Condemning what she sees as growing legal restraints on freedom of the press, Wade said: “This country is full of regulators, lawyers and politicians eager to frame and implement legislation that would constrain freedoms hard won over centuries.

“We are already losing those freedoms. Privacy legislation is being created by the drip, drip of case law in the High Court without any reference to parliament.”

And she condemned media commentators for what she sees as their negativity about the future of journalism.

“Sometimes I suspect most of the media commentariat are suffering from Munchausen syndrome. They are certainly making us suffer unnecessarily. Only journalism allows us to exist. Yet they often decry its existence.

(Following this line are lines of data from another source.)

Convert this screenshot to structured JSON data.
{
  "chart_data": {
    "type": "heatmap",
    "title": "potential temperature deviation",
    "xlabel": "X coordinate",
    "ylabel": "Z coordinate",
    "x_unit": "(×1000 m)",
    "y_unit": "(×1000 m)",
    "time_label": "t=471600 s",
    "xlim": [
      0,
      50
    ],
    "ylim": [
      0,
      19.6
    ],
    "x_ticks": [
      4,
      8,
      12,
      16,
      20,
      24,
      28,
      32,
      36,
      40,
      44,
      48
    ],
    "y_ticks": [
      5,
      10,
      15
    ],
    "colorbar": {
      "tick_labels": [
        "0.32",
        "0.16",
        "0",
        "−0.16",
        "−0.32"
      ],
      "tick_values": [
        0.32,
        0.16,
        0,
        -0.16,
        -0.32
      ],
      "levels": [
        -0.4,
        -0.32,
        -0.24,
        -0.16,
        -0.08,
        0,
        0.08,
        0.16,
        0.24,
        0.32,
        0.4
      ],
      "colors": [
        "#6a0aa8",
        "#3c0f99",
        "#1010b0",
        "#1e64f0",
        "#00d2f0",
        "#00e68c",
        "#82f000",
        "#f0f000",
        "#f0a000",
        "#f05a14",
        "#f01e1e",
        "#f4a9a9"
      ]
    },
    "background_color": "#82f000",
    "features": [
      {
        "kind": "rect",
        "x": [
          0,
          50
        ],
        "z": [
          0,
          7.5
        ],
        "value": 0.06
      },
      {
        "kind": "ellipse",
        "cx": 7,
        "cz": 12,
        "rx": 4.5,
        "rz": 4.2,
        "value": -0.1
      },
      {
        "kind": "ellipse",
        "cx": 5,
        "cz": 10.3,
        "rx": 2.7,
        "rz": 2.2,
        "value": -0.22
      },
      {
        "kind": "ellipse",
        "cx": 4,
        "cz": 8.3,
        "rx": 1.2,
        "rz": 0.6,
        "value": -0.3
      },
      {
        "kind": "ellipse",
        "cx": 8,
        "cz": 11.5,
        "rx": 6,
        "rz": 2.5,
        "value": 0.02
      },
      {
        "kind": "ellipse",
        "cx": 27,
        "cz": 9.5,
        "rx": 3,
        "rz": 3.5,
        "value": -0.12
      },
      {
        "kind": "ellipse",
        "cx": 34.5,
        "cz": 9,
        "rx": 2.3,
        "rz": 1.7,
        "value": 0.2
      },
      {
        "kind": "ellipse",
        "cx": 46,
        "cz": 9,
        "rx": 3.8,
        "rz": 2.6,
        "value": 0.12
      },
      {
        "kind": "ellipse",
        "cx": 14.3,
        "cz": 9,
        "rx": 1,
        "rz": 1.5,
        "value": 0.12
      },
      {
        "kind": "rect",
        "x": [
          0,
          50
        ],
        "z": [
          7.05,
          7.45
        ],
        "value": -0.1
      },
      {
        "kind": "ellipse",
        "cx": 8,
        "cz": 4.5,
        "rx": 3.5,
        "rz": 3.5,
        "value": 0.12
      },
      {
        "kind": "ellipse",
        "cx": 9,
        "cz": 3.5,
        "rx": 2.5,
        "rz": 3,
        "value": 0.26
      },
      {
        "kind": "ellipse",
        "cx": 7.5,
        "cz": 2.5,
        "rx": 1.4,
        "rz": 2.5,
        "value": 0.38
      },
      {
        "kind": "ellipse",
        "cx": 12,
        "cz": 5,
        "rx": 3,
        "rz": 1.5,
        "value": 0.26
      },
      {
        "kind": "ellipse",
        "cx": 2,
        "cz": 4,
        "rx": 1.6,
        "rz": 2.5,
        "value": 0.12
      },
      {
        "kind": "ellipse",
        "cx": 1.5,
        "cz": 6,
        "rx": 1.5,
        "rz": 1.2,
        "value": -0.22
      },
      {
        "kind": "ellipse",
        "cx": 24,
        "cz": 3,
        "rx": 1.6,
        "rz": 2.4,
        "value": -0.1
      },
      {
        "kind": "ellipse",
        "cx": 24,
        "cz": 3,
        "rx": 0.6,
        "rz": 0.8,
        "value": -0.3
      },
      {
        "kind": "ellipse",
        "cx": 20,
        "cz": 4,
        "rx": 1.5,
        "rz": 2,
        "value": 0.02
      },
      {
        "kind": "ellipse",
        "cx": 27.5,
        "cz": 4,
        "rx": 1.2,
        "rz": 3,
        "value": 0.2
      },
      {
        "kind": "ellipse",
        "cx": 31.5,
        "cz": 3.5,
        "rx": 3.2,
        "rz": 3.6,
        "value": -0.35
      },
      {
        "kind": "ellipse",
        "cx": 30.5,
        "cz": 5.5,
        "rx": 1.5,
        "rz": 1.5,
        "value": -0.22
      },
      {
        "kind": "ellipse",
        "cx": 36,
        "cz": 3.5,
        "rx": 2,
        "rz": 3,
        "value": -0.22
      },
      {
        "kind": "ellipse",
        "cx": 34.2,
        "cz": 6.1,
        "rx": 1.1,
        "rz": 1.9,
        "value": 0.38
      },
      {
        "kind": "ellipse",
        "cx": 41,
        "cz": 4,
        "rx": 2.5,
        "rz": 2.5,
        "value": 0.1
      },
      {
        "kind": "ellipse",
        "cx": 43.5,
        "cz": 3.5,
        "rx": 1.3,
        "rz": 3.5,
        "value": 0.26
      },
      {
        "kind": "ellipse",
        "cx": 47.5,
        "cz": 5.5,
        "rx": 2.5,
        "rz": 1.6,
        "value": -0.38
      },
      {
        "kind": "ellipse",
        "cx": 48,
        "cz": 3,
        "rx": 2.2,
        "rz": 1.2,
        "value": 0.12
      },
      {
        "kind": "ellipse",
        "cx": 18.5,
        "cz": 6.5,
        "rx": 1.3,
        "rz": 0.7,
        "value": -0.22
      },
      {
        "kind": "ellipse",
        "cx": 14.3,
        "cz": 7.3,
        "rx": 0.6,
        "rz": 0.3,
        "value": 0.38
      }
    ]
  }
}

“And it’s the epitome of self-flagellation when The Guardian publishes Max Mosley’s views on press freedom.

“The relentless negativity, this almost morbid fascination with our own demise, must stop.

News International, Associated Newspapers and The Telegraph Group are battling to change the restrictive and prohibitively expensive Conditional Fee Arrangements.

“But we need the rest of the industry to win this fight. The silence is sometimes deafening.”

Urging journalism students to be positive about their future career, she said: “There’s a great reason to be a journalist – you can make a difference and that’s the reason you should go into it.”

Regrets Yasser Arafat coverage

Wade admitted in questions that the she was “thrown” when a Sun reader on one of the paper’s office away-days criticised her decision to devote more space to Wayne Rooney being involved in a minor car accident than it did to the death of Palestinian leader Yasser Arafat in 2004.

She said: “I felt embarassed that we didn’t have enough on Yasser Arrafat and there was a spread on Wayne Rooney who had only grazed his eyebrow.”

In response to a question about whether Sun journalists get paid more for doing more work online, she said: “Cost cutting is neccessary, every business is going to have to do that in 2009 with this recession.

“But [at The Sun] we are very fortunate in having a company that believes in reinvesting that on the page.”

She used the example of veteran Sun royals photographer Arthur Edwards as an example of the way Sun journalists have embraced multiskilling.

“Arthur Edwards is 67, he does podcasts, vodcasts, he has is own website with all his pictures on it. He’s constantly updating his website 24/7 and he’s never asked for a pay rise,” Wade said.